Les films de Nichols sont constellés de nombreux plans, souvent brefs et non prégnants sur le plan du récit, qui cadrent des ciels obstrués de feuillages se déplaçant doucement au gré du vent (figs. 7 et 8). Symptôme de cet usage du vent comme « force visuelle », qui permet de sentir que « le monde palpite » [9], pour reprendre les termes de Benjamin Thomas dans son ouvrage L’Attrait du vent, Take Shelter s’ouvre sur une image de branches animées par une brise timide. Ce sont, dans Loving, une branche de cerisier chargée de fruits, puis des feuilles roussies par l’automne, des ramures dénudées par l’hiver, qui marquent le défilement des saisons. Dans Midnight Special, à l’aube ou au crépuscule, des herbes saisies au ras du sol s’agitent au vent. Dans Mud, comme dans Take Shelter, les mouvements des oiseaux portés par les courants aériens s’étalent sous nos yeux. Dans Shotgun Stories, des fleurs de coton bruissent dans le vent, au rythme du travail des champs.

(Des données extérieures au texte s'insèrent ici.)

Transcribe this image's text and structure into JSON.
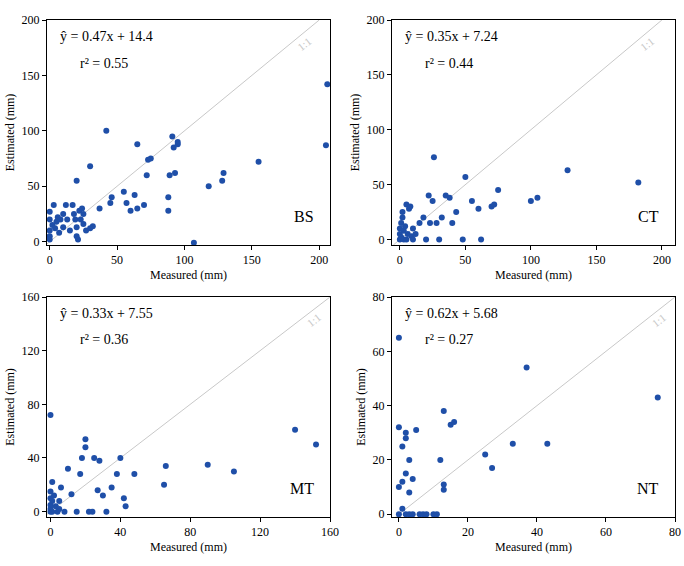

Mud est probablement le film de Nichols le plus immergé dans la nature, mais il est aussi le moins stasique. Il propose de plonger (parfois littéralement) dans le bayou de Shelly, sur la White River, un affluent du Mississippi, qualifié de Mud River, qui donne son titre au film et son surnom au personnage incarné par Matthew MacConaughey. Si Mud est le moins stasique des cinq films de Nichols, c’est probablement parce qu’il se fixe pour objectif d’expérimenter une très grande fluidité de mouvement, notamment grâce à l’usage du Steadycam. Le montage qui suit les deux enfants dans leurs pérégrinations le long des boyaux liquides du bayou est vif, nerveux, téléologique. Les plans de coupe de nature qui viennent s’intercaler aux images des enfants ne ralentissent pas le rythme, pas plus qu’ils n’altèrent l’impression générale de flux continu que suscite le montage. Ces plans sont très souvent animés d’un léger mouvement de panoramique droite → gauche, le plus fréquemment pris à hauteur d’épaule, qui les relie à la continuité organique des autres plans. A y regarder de plus près cependant, on observe qu’un très léger mouvement sphérique, orbiculaire, anime ces plans de nature intercalaires, comme s’il se donnait pour tâche de redoubler le mouvement de rotation de la Terre. Ce qui procure alors à la fois une impression statique, par rapport aux plans très dynamiques, très vifs, qui suivent les deux enfants, mais aussi la sensation de capter ce mouvement qui serait celui de la nature : la lenteur du déploiement des feuilles, la pousse des tiges, la germination et, alors, la sensation manifeste que des temps différents mais imbriqués sont là à l’œuvre.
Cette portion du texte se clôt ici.